Старший облил кадета презрением:

– Qu’est ce que c’est lapicha? Qu’est ce que c’est ba-bicha? Qu’est ce que c’est konoplia?1

– Вот кто действительно красавица, – продолжает кадет, – это – Ганка, которая в саду работает.

– Пшш!

– Конечно, она плохо одета, но надень на нее кружевное платье да перчатки, так она этой графине десять очков вперед даст.

У меня так забилось сердце, что я даже глаза закрыла.

– Как можно говорить такой вздор, – обиделась за графиню сестра Вера. – Ганка грубая, с плохими манерами. Она, наверное, ест рыбу ножом.

Я мучилась ужасно. Казалось, что сейчас что-то откроется, какая-то моя тайна, – а в чем эта тайна, я и сама не знала.

– Ну это, положим, к делу не относится, – сказал старший брат. – У Елены Троянской тоже не было гувернанток, и рыбу она ела даже не ножом, а прямо руками, и тем не менее ее репутация мировой красавицы очень прочна. Что с тобой, Кишмиш, чего ты такая красная?

Кишмиш – было мое прозвище, и я отвечала дрожащим голосом:

– Оставьте меня в покое… я ведь вас не трогаю! а вы все… ко мне всегда придираетесь.

Вечером в темной гостиной, лежа на диване, я слушала, как мама играла в зале любимую мою вещь – каватину из оперы «Марта». В мягкой, нежной мелодии было что-то, что вызывало и повторяло во мне то певучее томление, которое было в движениях Ганки. И от сладкой муки, музыки, печали и счастья я плакала, уткнувшись лицом в подушку дивана.

* * *

Утро было серенькое, и я испугалась, что будет дождь и меня не пустят в сад. Меня не пустили.

Грустно села я за рояль и стала играть экзерсисы, сбиваясь каждый раз на том же месте.

Но перед завтраком выглянуло солнце, и я кинулась в сад.

Девки только что побросали лопаты и сели полдничать.

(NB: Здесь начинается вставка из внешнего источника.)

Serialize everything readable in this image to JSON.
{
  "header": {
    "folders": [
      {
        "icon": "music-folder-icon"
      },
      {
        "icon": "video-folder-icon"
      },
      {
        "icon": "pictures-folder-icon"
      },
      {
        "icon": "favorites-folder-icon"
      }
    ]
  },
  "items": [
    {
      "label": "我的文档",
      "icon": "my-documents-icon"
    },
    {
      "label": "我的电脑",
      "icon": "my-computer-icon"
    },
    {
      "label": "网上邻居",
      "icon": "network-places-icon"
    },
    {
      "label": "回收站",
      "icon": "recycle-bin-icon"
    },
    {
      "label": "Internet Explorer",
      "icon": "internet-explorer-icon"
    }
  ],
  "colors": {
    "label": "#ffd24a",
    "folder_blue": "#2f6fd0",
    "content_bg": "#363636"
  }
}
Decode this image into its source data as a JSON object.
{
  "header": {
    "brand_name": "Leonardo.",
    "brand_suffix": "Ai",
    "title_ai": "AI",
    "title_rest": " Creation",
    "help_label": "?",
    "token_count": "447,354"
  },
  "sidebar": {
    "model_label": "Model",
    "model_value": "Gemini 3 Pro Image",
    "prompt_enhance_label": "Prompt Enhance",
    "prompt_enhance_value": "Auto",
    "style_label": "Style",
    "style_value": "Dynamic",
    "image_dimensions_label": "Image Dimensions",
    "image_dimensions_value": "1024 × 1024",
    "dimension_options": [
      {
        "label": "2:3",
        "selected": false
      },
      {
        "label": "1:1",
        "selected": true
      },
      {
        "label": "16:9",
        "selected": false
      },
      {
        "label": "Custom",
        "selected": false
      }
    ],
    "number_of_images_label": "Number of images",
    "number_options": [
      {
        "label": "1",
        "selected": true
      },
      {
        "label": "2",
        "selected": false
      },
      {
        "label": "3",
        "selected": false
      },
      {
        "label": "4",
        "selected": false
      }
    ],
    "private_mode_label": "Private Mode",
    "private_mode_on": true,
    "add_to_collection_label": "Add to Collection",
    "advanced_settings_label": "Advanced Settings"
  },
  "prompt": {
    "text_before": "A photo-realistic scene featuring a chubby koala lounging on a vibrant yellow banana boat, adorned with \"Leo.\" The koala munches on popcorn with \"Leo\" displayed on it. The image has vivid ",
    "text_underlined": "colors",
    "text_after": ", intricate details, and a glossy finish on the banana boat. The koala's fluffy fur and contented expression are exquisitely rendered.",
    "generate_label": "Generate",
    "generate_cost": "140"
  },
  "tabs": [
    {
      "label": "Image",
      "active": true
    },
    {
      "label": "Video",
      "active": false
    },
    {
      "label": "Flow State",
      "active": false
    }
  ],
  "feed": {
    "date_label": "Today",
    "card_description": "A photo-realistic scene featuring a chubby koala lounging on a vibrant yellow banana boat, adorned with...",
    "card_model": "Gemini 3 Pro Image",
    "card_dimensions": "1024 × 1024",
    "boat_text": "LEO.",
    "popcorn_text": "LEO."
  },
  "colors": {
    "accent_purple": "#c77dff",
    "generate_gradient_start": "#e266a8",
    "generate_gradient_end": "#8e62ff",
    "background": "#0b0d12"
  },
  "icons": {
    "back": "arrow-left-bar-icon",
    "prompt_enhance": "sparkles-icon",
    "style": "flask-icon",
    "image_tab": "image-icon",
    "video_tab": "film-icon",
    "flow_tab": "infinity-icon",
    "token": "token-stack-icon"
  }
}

Достали обвязанные тряпками горлачи и казанки, стали есть кто кашу, кто кислое молоко. Ганка развязала узелок, достала краюху хлеба и головку чесноку, потерла чесноком корочку и стала есть, поблескивая на меня лукавыми глазами.

Я испугалась и отошла. Очень было страшно, что Ганка ест такую гадость. Этот чеснок точно отодвинул ее от меня. Непонятной и очень чужой стала она мне. Уж лучше бы рыбу ножом…

Я вспомнила, что брат говорил о Елене Прекрасной, но не утешилась и побрела домой.

У черного крыльца сидела няня, вязала чулок и слушала, что ей рассказывает ключница.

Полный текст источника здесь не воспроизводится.